Mon avis : Le futur est dans la diversité. Tel pourrait-être le message donné par ce texte, entre autres. Diversité, jeux et tolérance. Première chose, nous sommes face à un roman écrit de plusieurs manières : récit à la première personne qui ouvre le livre, un article de journal, un récit, un journal intime. Ainsi, et c’est aussi l’une des faiblesses de l’ouvrage, nous passons d’un personnage à l’autre, avançant dans le temps, mais perdant aussi de vue certains protagonistes auxquels nous nous étions attachés. Un seul sert de fil rouge et c’est donc sa vie sur laquelle nous nous penchons.

Le récit n’occupe qu’une seule moitié du livre. L’autre moitié est donc une encyclopédie dédiée au genre féérique. De multiples illustrations sont présentes sans réelle homogénéité stylistique, depuis l’usage d’un dessin de collage (proche des couvertures de Sandman par Dave McKean) à des dessins type DeviantArt, plus SD, avec des petits bonhommes à grosses têtes. Le tout se lisant d’un bout à l’autre, dans une diversité de noms et de couleurs.

crédit : Les moutons électriques

crédit : Les moutons électriques

Sara Doke est, comme l’était/l’est (car à travers ses écrits, il reste toujours) son compagnon Ayerdhal, quelqu’un d’engagée. Elle choisit, par exemple, d’utiliser le genre féminin pour parler des fées. C’est un détail, mais au début, c’est un peu perturbant. Aucune espèce n’est supérieure à l’autre, et les fées sont aussi traversées par des conflits et des sécessions. Le monde des humains est décrit par ses utopistes, ses scientifiques, ses espoirs. L’unité, l’égalité, la joie tout simplement, sont possibles. Et cela passe aussi par une écologie politique, engagée, la défense d’un monde de mythologies et nourricier, celle de notre terre.

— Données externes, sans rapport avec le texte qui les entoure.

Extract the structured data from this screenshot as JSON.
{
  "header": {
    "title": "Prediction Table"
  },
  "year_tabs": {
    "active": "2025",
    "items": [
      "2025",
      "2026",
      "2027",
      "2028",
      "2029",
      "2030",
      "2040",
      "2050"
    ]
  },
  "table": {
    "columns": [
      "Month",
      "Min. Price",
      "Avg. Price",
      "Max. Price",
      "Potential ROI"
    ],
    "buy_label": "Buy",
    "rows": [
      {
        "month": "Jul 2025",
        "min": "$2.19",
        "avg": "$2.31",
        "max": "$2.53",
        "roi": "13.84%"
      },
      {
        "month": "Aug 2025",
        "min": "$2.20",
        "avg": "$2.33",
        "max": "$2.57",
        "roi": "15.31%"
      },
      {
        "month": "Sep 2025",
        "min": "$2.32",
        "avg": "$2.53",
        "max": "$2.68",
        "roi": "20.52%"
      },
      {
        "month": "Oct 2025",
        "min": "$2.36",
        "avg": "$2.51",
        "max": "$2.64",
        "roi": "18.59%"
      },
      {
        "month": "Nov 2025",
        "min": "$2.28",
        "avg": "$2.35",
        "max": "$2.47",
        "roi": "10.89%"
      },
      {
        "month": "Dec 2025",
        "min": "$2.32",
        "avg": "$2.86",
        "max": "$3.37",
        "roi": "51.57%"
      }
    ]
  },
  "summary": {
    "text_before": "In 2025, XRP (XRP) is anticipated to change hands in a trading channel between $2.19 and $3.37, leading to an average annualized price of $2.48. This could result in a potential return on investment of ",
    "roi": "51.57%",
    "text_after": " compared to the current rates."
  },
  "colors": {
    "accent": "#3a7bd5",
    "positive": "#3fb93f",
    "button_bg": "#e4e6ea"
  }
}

Si vous aimez : Fées et tendres automates de Téhy, Béatrice Tillier et Franck Leclercq.

Autour du livre : Certains récits, des nouvelles, avaient déjà été publiés et sont ici réunis pour témoigner du monde sous la Colline.

crédit : Les moutons électriques

crédit : Les moutons électriques

Extrait : « Ils ont vu la fin du monde et ils ont vu comment vous y avez répondu. Ils ont été témoins de l’apocalypse et vous les avez punis ! Comment crois-tu qu’ils ont réagi ? Que crois-tu qu’ils aient pensé quand l’armée s’est postée à tous les coins de rue, plus seulement dans les gares et les bâtiments administratifs, quand les soldats se sont installés dans les écoles ? D’après toi ? Quand on les a fait défiler devant les pédopsychiatres, enrôlés de force dans des pseudo-thérapies de groupe, quand on leur a posé une puce ?
Vous avez puni vos enfants pour les crimes d’autres enfants. J’imagine que la situation actuelle est confortable pour un prof. Non ? Les mômes sont calmes, ils ont l’air attentif, ils ne posent pas de questions, ils ne sèchent plus les cours… jamais un mot plus haut que l’autre… à ta place, moi, ça m’inquièterait !
Cette grimace ne te va pas du tout. Oui, dans un sens, je t’accuse. Je t’accuse d’être complice, de profiter d’un crime contre vos enfants. Oui, toi. Tu es enseignante. Tu le vois tous les jours ce calme apathique et obéissant ! Et tu ne fais rien contre ! »

Sortie : le 7 janvier 2016, Les moutons électriques, 192 pages noir et blanc, 176 pages couleur, 21 euros.